Some Help for Your Black Friday Shopping List

Rowena Itchon and Tim Anaya

With Thanksgiving just around the corner, it’s time for a holiday tradition that most of us have a love-hate relationship with – holiday shopping.

If you’re like us, you never know what to get the people on your shopping list.  We can always use some good gift ideas before battling the crowds at the local mall.

Help is here!   This week, We asked our colleagues at PRI to share their ideas for 2017’s must-buy books.  Below is a listing of their recommendations.

Hopefully there are some good ideas here for the booklover on your shopping list.

On behalf of all of us at PRI, we wish you a happy and healthy Thanksgiving!

Tim Anaya

I’m going to be greedy and share two book recommendations.  These are not books that I’ve read yet – but books that are on my actual wish list to Santa.

On the political side, Scalia Speaks – Reflections on Law, Faith, and Life Well Lived is on my wish list.  It’s a new collection of Justice Antonin Scalia’s speeches, some of which are very personal and talk about his pastimes, heroes, and friends.  Looks like a must read for those – like me – who were big fans of the late Justice.

On the fun side, Joan Rivers Confidential is at the top of my list.  I saw Joan in concert twice . . . once, she walked right by me after a show and squeezed my check after I yelled out, “We love you, Joan!”  This is a collection of photos, scripts, jokes, and other memories from throughout Joan’s legendary career.   Free market advocates should love Joan too, as we learned from Peggy Noonan after her death that she was a Republican because she “worked hard, made her money with great effort, and didn’t feel her profits should be unduly taxed.”

Dana Beigel

When Breath Becomes Air by Paul Kalanithi

This is the memoir of a young neurosurgeon diagnosed with terminal cancer. Brilliant – one you’ll remember.

Bartlett Cleland

The Forgotten Man by Amity Shlaes (read it after Hillbilly Elegy and come to understand real America) – An eye level view of the Great Depression that helps one understand the character of our country.

But this is the time of year I turn to a very old tradition – ghost stories at Christmas. I choose a “scary” book or two to read over the holidays. So, my other suggestion (if I am choosing just one), I recommend Ghost Story by Peter Straub.  Light a fire, snuggle up next to someone and turn on the lights and you will still have the hairs on your neck stand up as the terror builds. Those covered up mistakes in your past always do come to haunt you, now don’t they…

Rowena Itchon

My recommendation isn’t a book . . . it’s 3 magazines that I enjoy reading very much and give me great insight and perspective on the hot political issues and the key challenges facing America and our culture today.

  • New Criterion – for those like me who love the arts and want to read great writing and artistic criticism from a conservative point of view.
  • Commentary for great writing and perspective on religion, politics, and cultural issues.
  • The Claremont Review – for those who want to read thoughtful commentaries on politics, international affairs, current events, and culture . . . edited by Charles Kesler, the husband of our President and CEO Sally Pipes.

Lance Izumi

California’s War Against Donald Trump: Who Wins? Who Loses? by James Lacy and Katy Grimes.

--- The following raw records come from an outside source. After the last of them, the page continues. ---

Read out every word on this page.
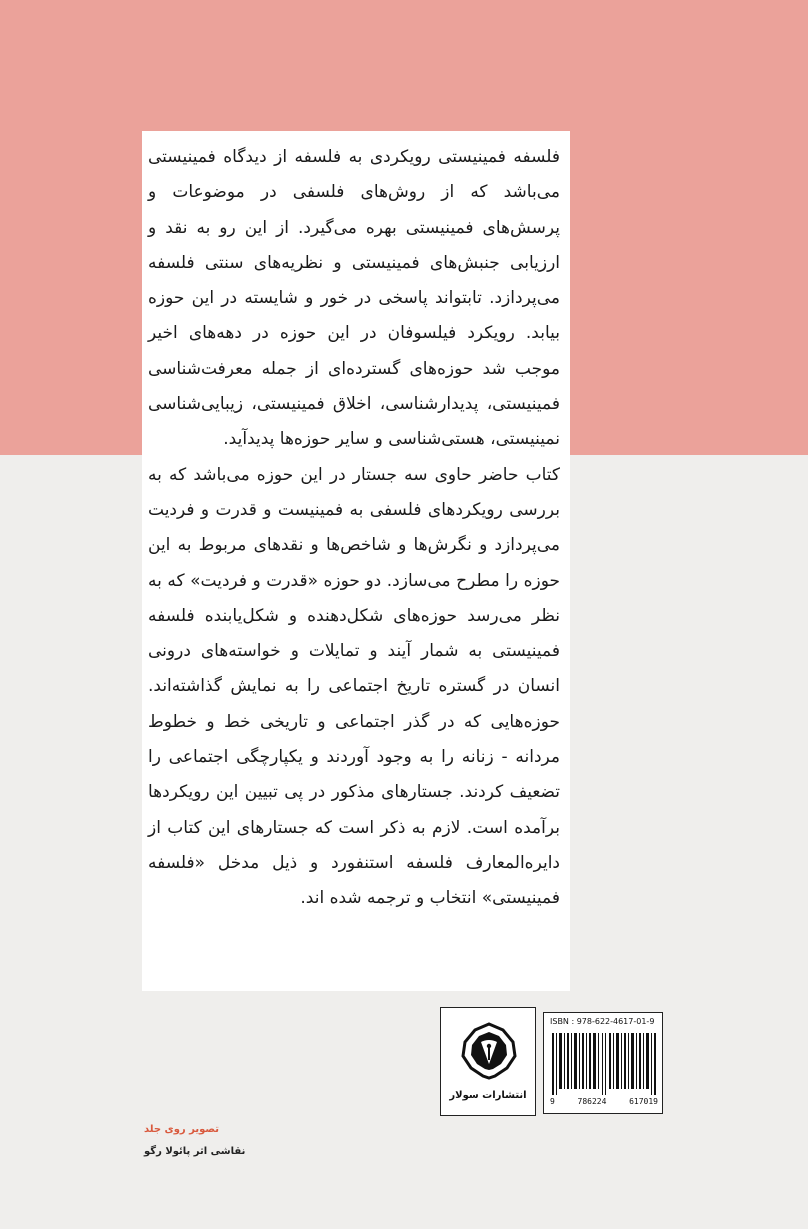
فلسفه فمینیستی رویکردی به فلسفه از دیدگاه فمینیستی می‌باشد که از روش‌های فلسفی در موضوعات و پرسش‌های فمینیستی بهره می‌گیرد. از این رو به نقد و ارزیابی جنبش‌های فمینیستی و نظریه‌های سنتی فلسفه می‌پردازد. تابتواند پاسخی در خور و شایسته در این حوزه بیابد. رویکرد فیلسوفان در این حوزه در دهه‌های اخیر موجب شد حوزه‌های گسترده‌ای از جمله معرفت‌شناسی فمینیستی، پدیدارشناسی، اخلاق فمینیستی، زیبایی‌شناسی نمینیستی، هستی‌شناسی و سایر حوزه‌ها پدیدآید.

کتاب حاضر حاوی سه جستار در این حوزه می‌باشد که به بررسی رویکردهای فلسفی به فمینیست و قدرت و فردیت می‌پردازد و نگرش‌ها و شاخص‌ها و نقدهای مربوط به این حوزه را مطرح می‌سازد. دو حوزه «قدرت و فردیت» که به نظر می‌رسد حوزه‌های شکل‌دهنده و شکل‌یابنده فلسفه فمینیستی به شمار آیند و تمایلات و خواسته‌های درونی انسان در گستره تاریخ اجتماعی را به نمایش گذاشته‌اند. حوزه‌هایی که در گذر اجتماعی و تاریخی خط و خطوط مردانه - زنانه را به وجود آوردند و یکپارچگی اجتماعی را تضعیف کردند. جستارهای مذکور در پی تبیین این رویکردها برآمده است. لازم به ذکر است که جستارهای این کتاب از دایره‌المعارف فلسفه استنفورد و ذیل مدخل «فلسفه فمینیستی» انتخاب و ترجمه شده اند.

انتشارات سولار
ISBN : 978-622-4617-01-9
9	786224	617019
تصویر روی جلد
نقاشی اثر پائولا رگو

The book is an excellent and revealing look at how ultra-liberal California lawmakers are waging an ideological scorched-earth war against President Trump and his administration, with little concern for the negative impact that their actions are having on average Californians.

Ben Smithwick

Born on the Bayou: A Memoir by Blaine Lourd

Endearing and witty, this memoir by Blaine Lourd takes you on a journey from his formative years in rural Louisiana in the 1970s to Los Angeles, where he established himself as a successful money manager after arriving in 1987 with just $2,000 in his pocket. This book will make you reflect on your own upbringing and the relationships in your life.

Vickie Nelson and Wayne Winegarden

Hillbilly Elegy by JD Vance.

This is a compelling personal story about the working-class crisis in Appalachia and the industrial Midwest.

Rowena Itchon is senior vice president of the Pacific Research Institute.

Nothing contained in this blog is to be construed as necessarily reflecting the views of the Pacific Research Institute or as an attempt to thwart or aid the passage of any legislation.